Cathechism Of The Catholic Church Teaching On The Integrity Of The Powers Of Life And Love

CCC 2338

So far we’ve covered the idea that man has the powers of life and love placed in him, and that (regarding sexuality especially) the powers must be integrated or the unity of the person is at risk.  Today’s reflection is on the next clause of that section.

Back to the Integrity of the Powers of Life and Love

We get to another pretty bold statement here.  It’s worth reciting the whole passage to date:

The chaste person maintains the integrity of the powers of life and love placed in him. This integrity ensures the unity of the person; it is opposed to any behavior that would impair it.

When the catechism says integrity in this context it means the undivided nature of the two powers.  Body and soul are together as a single whole, united.  The person stands as a unique creation of God, in both the material and spiritual worlds.  This is that wonderful integrity we’re speaking of here.  Of course, chastity refers primarily to sexuality (the powers of life and love), but that integrity exists for the other virtues.

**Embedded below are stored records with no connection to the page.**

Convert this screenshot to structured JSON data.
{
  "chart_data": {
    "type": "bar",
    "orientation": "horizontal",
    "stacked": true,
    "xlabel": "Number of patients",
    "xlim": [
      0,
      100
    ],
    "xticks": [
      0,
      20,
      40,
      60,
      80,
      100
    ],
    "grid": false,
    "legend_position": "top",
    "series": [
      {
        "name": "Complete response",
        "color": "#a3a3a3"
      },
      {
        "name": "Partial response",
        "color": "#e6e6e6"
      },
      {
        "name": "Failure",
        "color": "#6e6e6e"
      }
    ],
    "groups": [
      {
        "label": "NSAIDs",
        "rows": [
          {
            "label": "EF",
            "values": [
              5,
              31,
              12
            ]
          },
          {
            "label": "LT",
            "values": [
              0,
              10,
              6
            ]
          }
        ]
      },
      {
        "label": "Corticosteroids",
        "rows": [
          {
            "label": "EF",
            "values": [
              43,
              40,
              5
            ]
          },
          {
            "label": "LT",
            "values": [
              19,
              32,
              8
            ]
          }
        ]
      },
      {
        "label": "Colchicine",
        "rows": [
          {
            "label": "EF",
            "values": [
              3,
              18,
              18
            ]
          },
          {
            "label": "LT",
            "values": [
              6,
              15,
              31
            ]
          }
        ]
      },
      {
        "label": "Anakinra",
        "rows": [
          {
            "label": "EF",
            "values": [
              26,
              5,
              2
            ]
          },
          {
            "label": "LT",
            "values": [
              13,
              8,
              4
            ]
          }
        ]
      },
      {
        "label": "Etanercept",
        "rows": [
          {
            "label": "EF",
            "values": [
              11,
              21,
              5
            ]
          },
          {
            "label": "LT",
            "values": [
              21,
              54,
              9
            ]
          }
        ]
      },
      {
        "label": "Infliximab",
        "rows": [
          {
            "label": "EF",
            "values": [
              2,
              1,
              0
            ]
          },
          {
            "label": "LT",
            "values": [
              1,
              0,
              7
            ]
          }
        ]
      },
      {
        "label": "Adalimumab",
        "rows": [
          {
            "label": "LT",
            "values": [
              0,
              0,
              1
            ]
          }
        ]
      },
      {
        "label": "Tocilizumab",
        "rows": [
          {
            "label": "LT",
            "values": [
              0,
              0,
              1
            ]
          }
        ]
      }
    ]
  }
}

So what’s the bold statement?  “… it is opposed to any behavior that would impair it.”  The integrity of the powers of life and love is opposed to any behavior that would impair it.  This is speculative.  A commentary or source for this sentence would be nice, but since I don’t have one, I’m left to speculate on what it actually means.

Prevention of Vice

First, it could mean that the integrity is prophylactic in nature.  As long as the unity of these two powers is maintained, it should be more difficult to violate either of them.  When my bodily and spiritual sexuality are united, focused on the same end, and maintained pure and inviolate, it hardly seems possible that I will take actions that will affect either.  In other words, given that I have taken steps to ensure that these powers are a unified whole, the brief entrance of temptation into my life concerning one of them is unlikely to affect the unity.

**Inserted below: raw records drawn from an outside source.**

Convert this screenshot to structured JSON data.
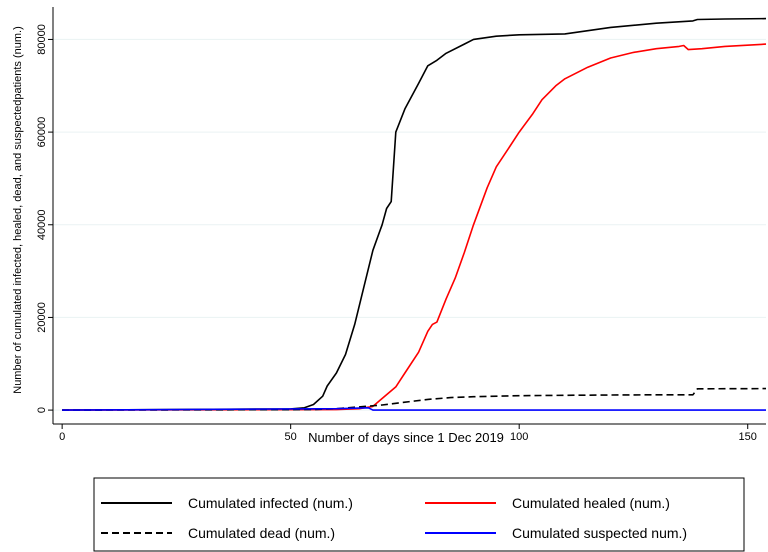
{
  "chart_data": {
    "type": "line",
    "xlabel": "Number of days since 1 Dec 2019",
    "ylabel": "Number of cumulated infected, healed, dead, and suspectedpatients (num.)",
    "xlim": [
      -2,
      154
    ],
    "ylim": [
      -3000,
      87000
    ],
    "xticks": [
      0,
      50,
      100,
      150
    ],
    "yticks": [
      0,
      20000,
      40000,
      60000,
      80000
    ],
    "grid": true,
    "legend_position": "bottom",
    "series": [
      {
        "name": "Cumulated infected (num.)",
        "color": "#000000",
        "dash": "solid",
        "points": [
          [
            0,
            0
          ],
          [
            50,
            250
          ],
          [
            53,
            500
          ],
          [
            55,
            1200
          ],
          [
            57,
            3000
          ],
          [
            58,
            5200
          ],
          [
            60,
            8000
          ],
          [
            62,
            12000
          ],
          [
            64,
            18500
          ],
          [
            66,
            26500
          ],
          [
            68,
            34500
          ],
          [
            70,
            40000
          ],
          [
            71,
            43500
          ],
          [
            72,
            45000
          ],
          [
            73,
            60000
          ],
          [
            75,
            65000
          ],
          [
            78,
            70500
          ],
          [
            80,
            74300
          ],
          [
            82,
            75500
          ],
          [
            84,
            77000
          ],
          [
            88,
            79000
          ],
          [
            90,
            80000
          ],
          [
            95,
            80700
          ],
          [
            100,
            81000
          ],
          [
            110,
            81200
          ],
          [
            120,
            82600
          ],
          [
            130,
            83500
          ],
          [
            138,
            84000
          ],
          [
            139,
            84300
          ],
          [
            145,
            84400
          ],
          [
            154,
            84500
          ]
        ]
      },
      {
        "name": "Cumulated healed (num.)",
        "color": "#ff0000",
        "dash": "solid",
        "points": [
          [
            0,
            0
          ],
          [
            60,
            100
          ],
          [
            65,
            300
          ],
          [
            68,
            800
          ],
          [
            70,
            2500
          ],
          [
            73,
            5000
          ],
          [
            75,
            8000
          ],
          [
            78,
            12500
          ],
          [
            80,
            17000
          ],
          [
            81,
            18500
          ],
          [
            82,
            19000
          ],
          [
            84,
            24000
          ],
          [
            86,
            28500
          ],
          [
            88,
            34000
          ],
          [
            90,
            40000
          ],
          [
            93,
            48000
          ],
          [
            95,
            52500
          ],
          [
            98,
            57000
          ],
          [
            100,
            60000
          ],
          [
            103,
            64000
          ],
          [
            105,
            67000
          ],
          [
            108,
            70000
          ],
          [
            110,
            71500
          ],
          [
            115,
            74000
          ],
          [
            120,
            76000
          ],
          [
            125,
            77200
          ],
          [
            130,
            78000
          ],
          [
            135,
            78500
          ],
          [
            136,
            78700
          ],
          [
            137,
            77800
          ],
          [
            140,
            78000
          ],
          [
            145,
            78500
          ],
          [
            154,
            79000
          ]
        ]
      },
      {
        "name": "Cumulated dead (num.)",
        "color": "#000000",
        "dash": "dashed",
        "points": [
          [
            0,
            0
          ],
          [
            55,
            100
          ],
          [
            60,
            300
          ],
          [
            65,
            700
          ],
          [
            70,
            1100
          ],
          [
            75,
            1700
          ],
          [
            80,
            2300
          ],
          [
            85,
            2700
          ],
          [
            90,
            2900
          ],
          [
            100,
            3100
          ],
          [
            110,
            3200
          ],
          [
            120,
            3250
          ],
          [
            130,
            3300
          ],
          [
            138,
            3300
          ],
          [
            139,
            4600
          ],
          [
            154,
            4650
          ]
        ]
      },
      {
        "name": "Cumulated suspected num.)",
        "color": "#0000ff",
        "dash": "solid",
        "points": [
          [
            0,
            0
          ],
          [
            60,
            300
          ],
          [
            67,
            500
          ],
          [
            68,
            0
          ],
          [
            154,
            0
          ]
        ]
      }
    ]
  }
}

Think about this in terms of everyday life.  If I reflect upon the awesome powers given to me by God (the power to create life), how careful will I be in choosing who to exercise that power with?  Will it be just anyone?  Will I really look at fornication as an option?  Will I ever have sex with someone I’m not willing to create life with?

On the other side of this equation is the way that I’ll treat my wife sexually if I love her as I should.  Sex risks becoming a form of shared masturbation instead of a mutual gift of self unless the power of love is maintained.  It’s less “let me give myself to you completely” and more “let me use you to feel good”.   From a positive perspective, true love for my partner will ensure that the gravity of the gift is not overlooked.

Risk of Complete Disintegration

Second, it could also mean that the unity itself is at risk when either power is “attacked”.  Since the unity is opposed to any behavior that that would impair it, consider behaviors that do so- contraception and sterilization are prime examples.  They frustrate the powers of life, intentionally destroying the God-given capacity to bring new souls into the world.  By engaging in activities that diminish one, that unity is broken, the prophylactic integrity penetrated, and assaults on the other come much more easily.  You only have to compare divorce rates among couples using NFP versus couples using artificial contraception (look here, here, and here) to see that this bit of speculation is probably reflected in reality.

And the power of love?  Ignoring the power of love generally leads to intentional frustration of the power of life.  This is built in to sex education.  It’s shown when parents say “I’d prefer it if you didn’t have sex before marriage, but if you do, wear a condom.”  When the act of sex is shared between two people who have no binding love for one another, the logically necessary result is that they will attempt to frustrate the power of life.